Alito does not mention Hale’s other writing on women, such as his views on rape. In his treatise, “History of the Pleas of the Crown,” published posthumously in 1736, which Alito cites throughout his draft opinion, Hale famously argued that marital rape is exempt from criminal prosecution. Once a woman consents to marry, Hale argues, “the wife hath given up herself in this kind unto her husband, which she cannot retract.”
Hale’s defense of marital rape remained the legal standard in the United States until the 1970s, when Nebraska became the first state to outlaw it.
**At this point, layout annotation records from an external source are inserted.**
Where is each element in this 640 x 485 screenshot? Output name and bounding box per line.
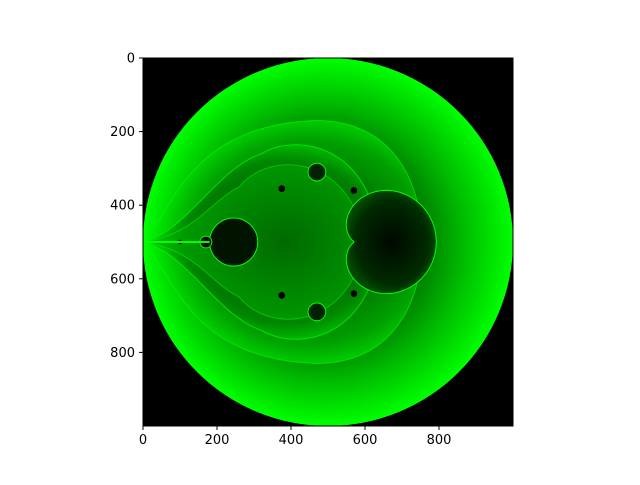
set-bulb-top [307, 162, 327, 182]
axes-area [142, 57, 514, 427]
axes-frame [142, 57, 514, 427]
y-tick-label: 200 [110, 125, 135, 140]
set-bulb-lr [350, 290, 358, 297]
y-tick-label: 600 [110, 272, 135, 287]
set-bulb-ul [278, 185, 286, 192]
y-tick-label: 0 [127, 52, 135, 67]
y-axis: 0 200 400 600 800 [110, 52, 143, 361]
y-tick-label: 400 [110, 199, 135, 214]
set-bulb-ll [278, 292, 286, 299]
y-tick-label: 800 [110, 346, 135, 361]
x-tick-label: 400 [279, 433, 304, 448]
x-tick-label: 200 [205, 433, 230, 448]
x-axis: 0 200 400 600 800 [139, 426, 452, 448]
set-main-cardioid [345, 189, 437, 295]
set-bulb-ur [350, 187, 358, 194]
x-tick-label: 600 [353, 433, 378, 448]
heatmap-image [143, 58, 513, 426]
x-tick-label: 800 [427, 433, 452, 448]
set-period2-bulb [209, 217, 259, 267]
x-tick-label: 0 [139, 433, 147, 448]
set-bulb-bottom [307, 302, 327, 322]
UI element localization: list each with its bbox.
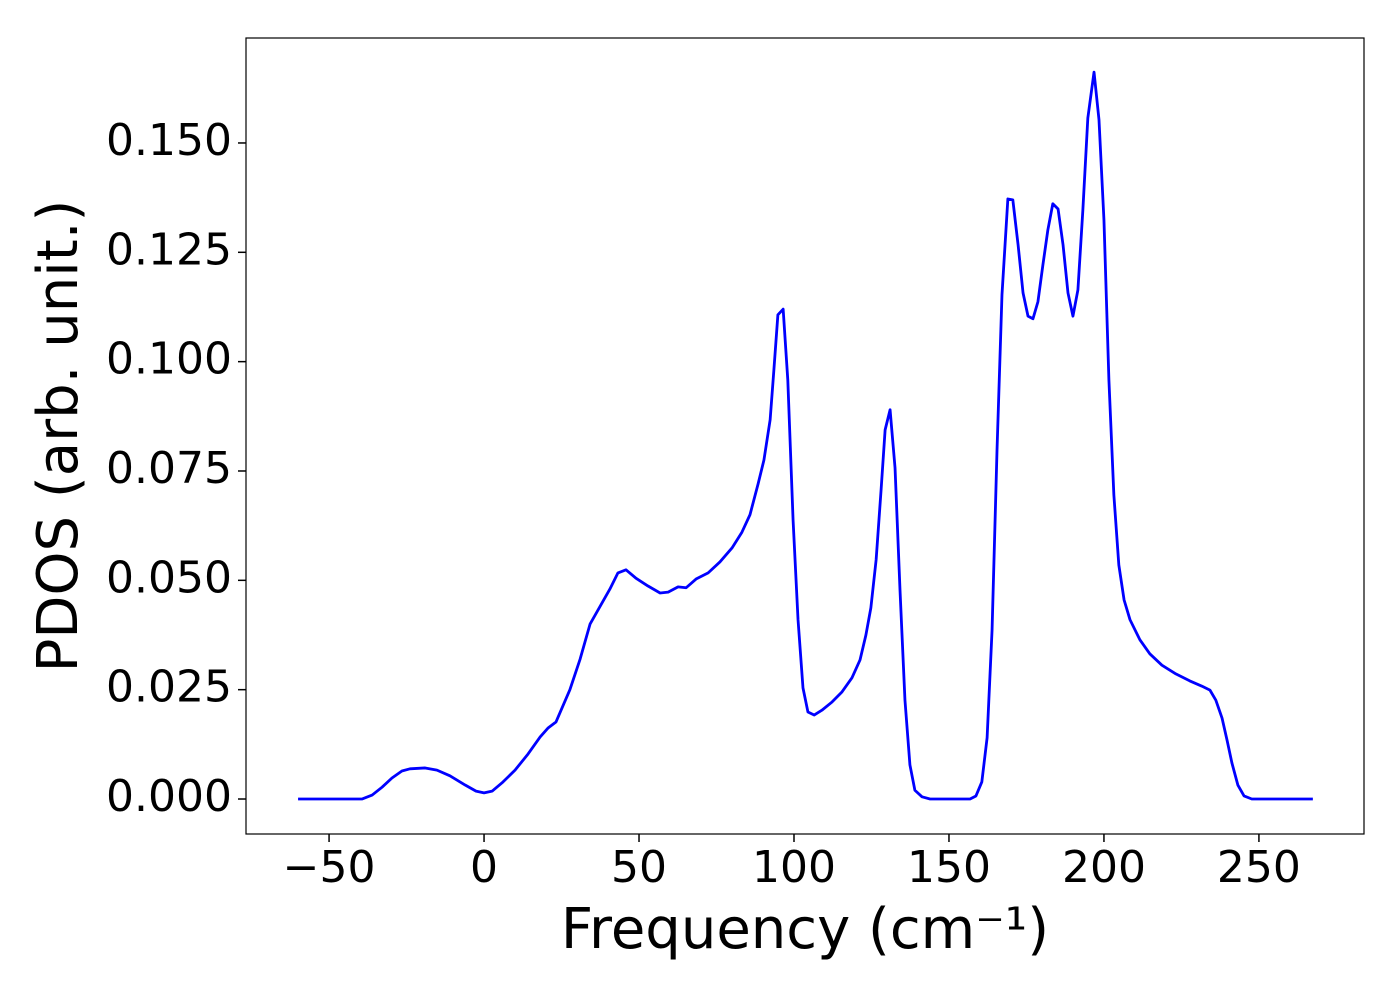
y-tick-label: 0.150 [106, 115, 232, 166]
y-tick-label: 0.050 [106, 552, 232, 603]
x-tick-label: 150 [907, 842, 991, 893]
x-tick-label: 50 [611, 842, 667, 893]
y-tick-label: 0.100 [106, 334, 232, 385]
plot-frame [245, 37, 1365, 835]
x-axis-label: Frequency (cm⁻¹) [561, 897, 1049, 962]
x-tick-label: 100 [752, 842, 836, 893]
data-line [298, 70, 1313, 801]
x-tick-label: −50 [283, 842, 376, 893]
y-tick-label: 0.075 [106, 443, 232, 494]
y-axis-label: PDOS (arb. unit.) [26, 200, 91, 673]
x-tick-label: 0 [470, 842, 498, 893]
y-tick-label: 0.025 [106, 662, 232, 713]
x-tick-label: 200 [1062, 842, 1146, 893]
y-tick-label: 0.125 [106, 224, 232, 275]
y-tick-label: 0.000 [106, 771, 232, 822]
x-tick-label: 250 [1217, 842, 1301, 893]
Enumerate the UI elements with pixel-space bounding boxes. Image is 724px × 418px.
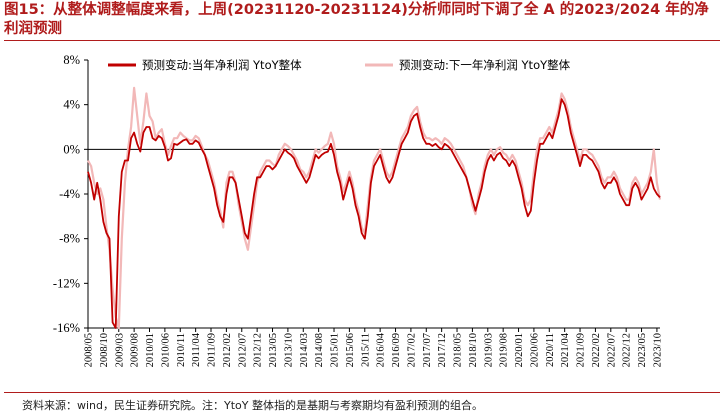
x-tick-label: 2022/12 bbox=[622, 333, 633, 367]
x-tick-label: 2012/02 bbox=[222, 333, 233, 367]
y-tick-label: -16% bbox=[53, 321, 80, 335]
x-tick-label: 2022/02 bbox=[591, 333, 602, 367]
x-tick-label: 2023/05 bbox=[637, 333, 648, 367]
y-tick-label: -8% bbox=[59, 232, 80, 246]
x-tick-label: 2021/04 bbox=[560, 332, 571, 367]
x-tick-label: 2021/09 bbox=[576, 333, 587, 367]
x-tick-label: 2013/10 bbox=[283, 333, 294, 367]
y-tick-label: 0% bbox=[63, 142, 80, 156]
series-line-1 bbox=[87, 98, 661, 329]
x-tick-label: 2009/08 bbox=[130, 333, 141, 367]
x-tick-label: 2017/02 bbox=[406, 333, 417, 367]
x-tick-label: 2008/05 bbox=[84, 333, 95, 367]
x-tick-label: 2010/11 bbox=[176, 333, 187, 367]
x-tick-label: 2011/04 bbox=[191, 332, 202, 367]
x-tick-label: 2017/12 bbox=[437, 333, 448, 367]
y-tick-label: 8% bbox=[63, 53, 80, 67]
x-tick-label: 2010/06 bbox=[160, 333, 171, 367]
x-tick-label: 2009/03 bbox=[114, 333, 125, 367]
x-tick-label: 2016/04 bbox=[376, 332, 387, 367]
x-tick-label: 2008/10 bbox=[99, 333, 110, 367]
figure-title: 图15：从整体调整幅度来看，上周(20231120-20231124)分析师同时… bbox=[4, 2, 709, 37]
y-tick-label: -4% bbox=[59, 187, 80, 201]
x-tick-label: 2010/01 bbox=[145, 333, 156, 367]
source-divider bbox=[4, 392, 720, 393]
source-note: 资料来源：wind，民生证券研究院。注：YtoY 整体指的是基期与考察期均有盈利… bbox=[22, 399, 483, 412]
x-tick-label: 2018/05 bbox=[453, 333, 464, 367]
legend-label-2: 预测变动:下一年净利润 YtoY整体 bbox=[399, 58, 571, 72]
x-tick-label: 2020/01 bbox=[514, 333, 525, 367]
title-divider bbox=[4, 40, 720, 41]
x-tick-label: 2013/05 bbox=[268, 333, 279, 367]
x-tick-label: 2016/09 bbox=[391, 333, 402, 367]
series-layer bbox=[87, 86, 662, 330]
x-tick-label: 2022/07 bbox=[606, 333, 617, 367]
legend: 预测变动:当年净利润 YtoY整体 预测变动:下一年净利润 YtoY整体 bbox=[108, 58, 571, 72]
x-tick-label: 2014/03 bbox=[299, 333, 310, 367]
x-tick-label: 2015/01 bbox=[330, 333, 341, 367]
y-tick-label: 4% bbox=[63, 98, 80, 112]
series-line-2 bbox=[87, 86, 662, 330]
x-tick-label: 2020/11 bbox=[545, 333, 556, 367]
x-tick-label: 2020/06 bbox=[529, 333, 540, 367]
x-tick-label: 2014/08 bbox=[314, 333, 325, 367]
y-tick-label: -12% bbox=[53, 276, 80, 290]
x-tick-label: 2019/03 bbox=[483, 333, 494, 367]
x-tick-label: 2019/08 bbox=[499, 333, 510, 367]
axes-layer: 8% 4% 0% -4% -8% -12% -16% 2008/05 2008/10 2009/0… bbox=[53, 53, 664, 367]
x-tick-label: 2012/07 bbox=[237, 333, 248, 367]
x-tick-label: 2023/10 bbox=[652, 333, 663, 367]
x-tick-label: 2012/12 bbox=[253, 333, 264, 367]
x-tick-label: 2015/11 bbox=[360, 333, 371, 367]
x-tick-label: 2015/06 bbox=[345, 333, 356, 367]
x-tick-label: 2017/07 bbox=[422, 333, 433, 367]
legend-label-1: 预测变动:当年净利润 YtoY整体 bbox=[142, 58, 302, 72]
x-tick-label: 2018/10 bbox=[468, 333, 479, 367]
x-tick-label: 2011/09 bbox=[207, 333, 218, 367]
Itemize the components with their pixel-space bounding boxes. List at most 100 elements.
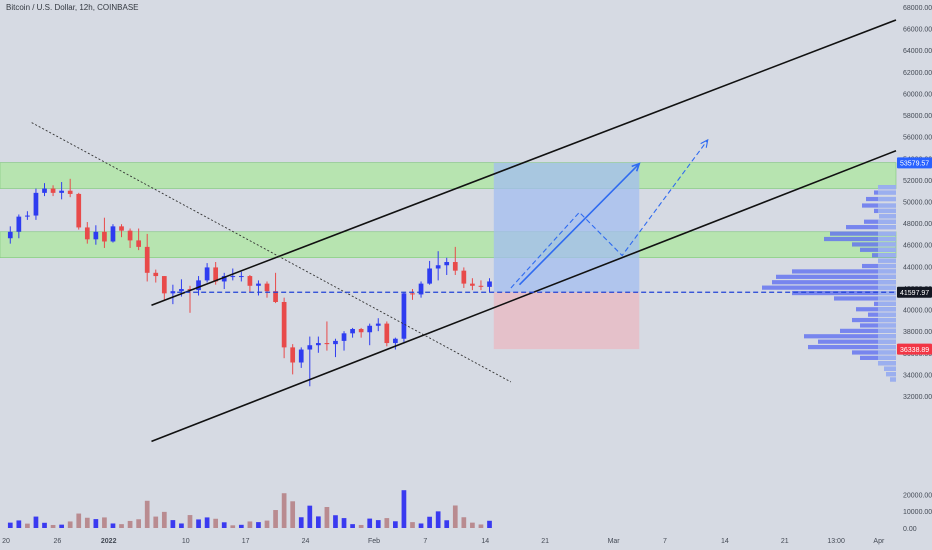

Although spousal rape is illegal in every state, several states still have statutory exemptions for spouses, depending on a variety of factors, including the age of the victim or the victim’s capacity to consent, according to AEquitas, a nonprofit focused on the prosecution of gender-based violence.
Hale’s legacy also includes his deep skepticism of rape accusations. Although he called rape a “most detestable crime” that ought “to be punished with death,” Hale believed that rape is “an accusation easily to be made and hard to be proved, and harder to be defended by the party accused, tho never so innocent.”
“One of the things Hale helped embed in the law is this intense suspicion of women,” Hasday said. “This premise that women who claim to be raped are liars, and the idea that proving rape should be extraordinarily difficult because you just can’t rely on women.”
Hasday said Hale’s suspicion of women extends to his handling of witchcraft cases. In Bury St. Edmunds in 1662, Hale presided over one of England’s most notorious witchcraft trials, which resulted in the hanging of two older widows, Amy Denny and Rose Cullender, accused of bewitching their neighbors.
The proceedings were remarkably similar to the witchcraft trials in Salem, according to Cornell University historian Mary Beth Norton. The complainants in Hale’s case were young girls who “screeched and screamed in the courtroom so much that they could not testify,” Norton said, and their relatives testified in the girls’ place. Hale admitted the witness testimony, including claims that the accused had appeared before the afflicted children in visions, as “spectral evidence.”
Thirty years later, judges in Salem consulted an account of the trial, “A Tryal of Witches at the Assizes,” Norton said, and used Hale’s permitting of spectral evidence to justify their own proceedings.
Hale’s work “was an important backing for the legitimacy of the trials in 1692,” Norton said. “That is, this opinion of Sir Matthew Hale that you could accept these statements by these young girls who were screaming and crying and having fits in the courtroom as legitimate evidence.”
Hale’s writings about women were not limited to his legal scholarship. In a 206-page letter of advice to his grandchildren, Hale laments that young English gentlewomen “learn to be bold [and] talk loud.” These young women, he charged, “know the ready way ... to ruin a family quickly.”
“They are a sort of chargeable unprofitable people,” Hale concludes, before imploring his granddaughters to learn “good housewifery” for the sake of their families and husbands. “A good wife is a portion of herself; but an idle or expensive wife is most times an ill bargain.”